Three environmental organizations on Wednesday sued the Biden administration for granting thousands of fossil fuel drilling permits, alleging the permits violate federal law.
In the lawsuit, filed in the Federal District Court for the District of Columbia, plaintiffs accused the Bureau of Land Management (BLM) of violating the Endangered Species Act, the National Environmental Policy Act and the Federal Land Policy and Management Act by granting 3,500 permits in Wyoming and New Mexico.
The plaintiffs — the Center for Biological Diversity, WildEarth Guardians and the Western Environmental Law Center — argue that the wells in question are an imminent threat to their respective ecosystems and more than 150 at-risk species.
The plaintiffs project the completed wells will emit between 490 million and 600 million metric tons of carbon dioxide over their lifetime. In an email to The Hill, Taylor McKinnon of the Center for Biological Diversity said the figure is based on the BLM’s state-specific per-well estimated ultimate recovery (EUR) and emissions estimates.
As a result, the lawsuit claims, granting the permits violated the Endangered Species Act’s requirement that federal agencies avoid increasing the danger to threatened and endangered species. In addition, President Biden signed an executive order shortly after his inauguration requiring agencies to follow best practices for reducing greenhouse gas emissions.

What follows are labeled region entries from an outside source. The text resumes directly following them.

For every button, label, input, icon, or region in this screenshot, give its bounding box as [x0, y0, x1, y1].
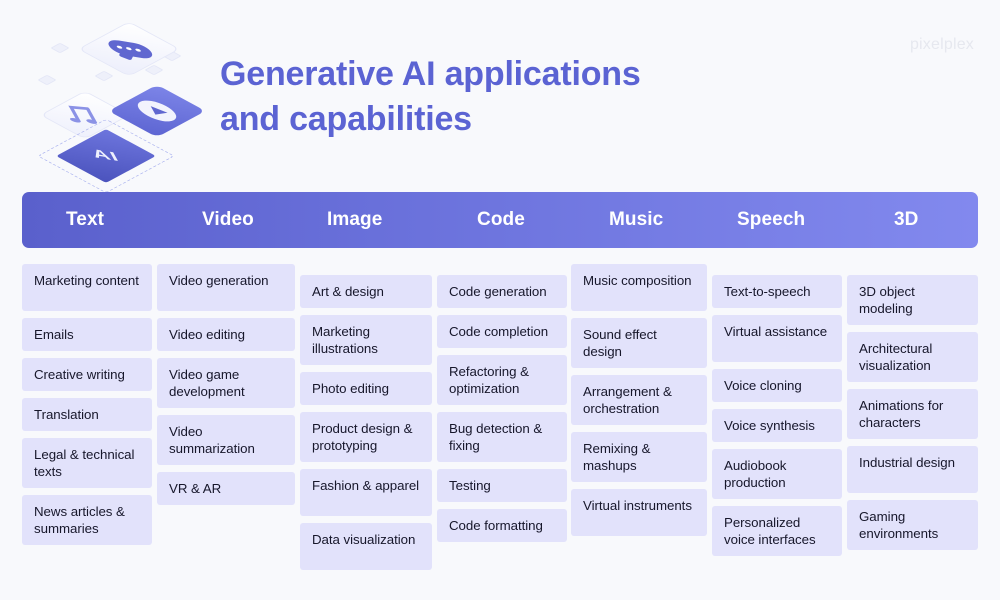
- capability-card[interactable]: Voice cloning: [712, 369, 842, 402]
- capability-card[interactable]: Arrangement & orchestration: [571, 375, 707, 425]
- brand-logo: pixelplex: [909, 36, 974, 53]
- capability-card[interactable]: Product design & prototyping: [300, 412, 432, 462]
- capability-card[interactable]: 3D object modeling: [847, 275, 978, 325]
- capability-card[interactable]: Architectural visualization: [847, 332, 978, 382]
- header-section: pixelplex AI Generative AI applications …: [0, 0, 1000, 194]
- capability-card[interactable]: Gaming environments: [847, 500, 978, 550]
- capability-card[interactable]: Data visualization: [300, 523, 432, 570]
- decorative-cube-icon: [37, 74, 57, 86]
- bubble-dot-icon: [125, 46, 133, 51]
- capability-card[interactable]: Virtual assistance: [712, 315, 842, 362]
- capability-card[interactable]: Code generation: [437, 275, 567, 308]
- capability-card[interactable]: Bug detection & fixing: [437, 412, 567, 462]
- generative-ai-illustration: AI: [37, 12, 206, 194]
- capability-card[interactable]: Audiobook production: [712, 449, 842, 499]
- category-label-code: Code: [477, 209, 525, 230]
- capability-card[interactable]: Code formatting: [437, 509, 567, 542]
- page-title-line-1: Generative AI applications: [220, 55, 641, 93]
- capability-card[interactable]: Video summarization: [157, 415, 295, 465]
- capability-card[interactable]: Video game development: [157, 358, 295, 408]
- capability-card[interactable]: Translation: [22, 398, 152, 431]
- speech-bubble-shape: [104, 38, 156, 61]
- capability-card[interactable]: Personalized voice interfaces: [712, 506, 842, 556]
- capability-card[interactable]: Remixing & mashups: [571, 432, 707, 482]
- play-triangle: [150, 106, 170, 117]
- capability-card[interactable]: Marketing content: [22, 264, 152, 311]
- category-label-3d: 3D: [894, 209, 919, 230]
- decorative-cube-icon: [50, 42, 70, 54]
- chat-bubble-icon: [77, 21, 181, 77]
- category-label-speech: Speech: [737, 209, 806, 230]
- capability-card[interactable]: Code completion: [437, 315, 567, 348]
- column-image: Art & design Marketing illustrations Photo…: [300, 275, 432, 577]
- category-label-video: Video: [202, 209, 254, 230]
- capability-card[interactable]: Testing: [437, 469, 567, 502]
- capability-card[interactable]: Animations for characters: [847, 389, 978, 439]
- capability-card[interactable]: Industrial design: [847, 446, 978, 493]
- category-label-music: Music: [609, 209, 664, 230]
- capability-card[interactable]: Virtual instruments: [571, 489, 707, 536]
- capability-card[interactable]: Voice synthesis: [712, 409, 842, 442]
- capability-card[interactable]: News articles & summaries: [22, 495, 152, 545]
- capability-card[interactable]: Marketing illustrations: [300, 315, 432, 365]
- column-speech: Text-to-speech Virtual assistance Voice cl…: [712, 275, 842, 563]
- column-code: Code generation Code completion Refactorin…: [437, 275, 567, 549]
- note-head: [68, 117, 82, 124]
- category-header-bar: Text Video Image Code Music Speech 3D: [22, 192, 978, 248]
- column-text: Marketing content Emails Creative writing T…: [22, 264, 152, 552]
- ai-chip-body: AI: [56, 129, 156, 183]
- page-title-line-2: and capabilities: [220, 100, 472, 138]
- capability-card[interactable]: Refactoring & optimization: [437, 355, 567, 405]
- capability-card[interactable]: Video editing: [157, 318, 295, 351]
- capability-card[interactable]: Text-to-speech: [712, 275, 842, 308]
- category-label-image: Image: [327, 209, 383, 230]
- capability-card[interactable]: Photo editing: [300, 372, 432, 405]
- category-label-text: Text: [66, 209, 105, 230]
- ai-chip-label: AI: [89, 146, 123, 165]
- capability-card[interactable]: Creative writing: [22, 358, 152, 391]
- capability-card[interactable]: Sound effect design: [571, 318, 707, 368]
- capability-card[interactable]: Art & design: [300, 275, 432, 308]
- capability-card[interactable]: Fashion & apparel: [300, 469, 432, 516]
- play-circle: [133, 98, 181, 124]
- bubble-dot-icon: [134, 48, 142, 53]
- capability-card[interactable]: Video generation: [157, 264, 295, 311]
- capability-columns: Marketing content Emails Creative writing T…: [22, 264, 978, 584]
- column-video: Video generation Video editing Video game …: [157, 264, 295, 512]
- column-music: Music composition Sound effect design Arra…: [571, 264, 707, 543]
- capability-card[interactable]: Legal & technical texts: [22, 438, 152, 488]
- capability-card[interactable]: Emails: [22, 318, 152, 351]
- page-title: Generative AI applications and capabilit…: [220, 52, 860, 142]
- capability-card[interactable]: VR & AR: [157, 472, 295, 505]
- decorative-cube-icon: [94, 70, 114, 82]
- capability-card[interactable]: Music composition: [571, 264, 707, 311]
- column-3d: 3D object modeling Architectural visualiz…: [847, 275, 978, 557]
- bubble-dot-icon: [116, 45, 123, 50]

The Federal Land Policy and Management Act, meanwhile, requires the BLM to act against any unnecessary degradation of public lands.
“Fossil fuels are driving the extinction crisis, and the Bureau of Land Management is making things worse by failing to protect these imperiled species,” Brett Hartl, government affairs director at the Center for Biological Diversity, said in a statement. “The agency’s cursory approval of more than 3,500 drilling permits contradicts President Biden’s pledges to address the terrifying threat of climate change. Every new well takes polar bears and many other species one step closer to extinction.”
The Interior Department declined to comment on the lawsuit.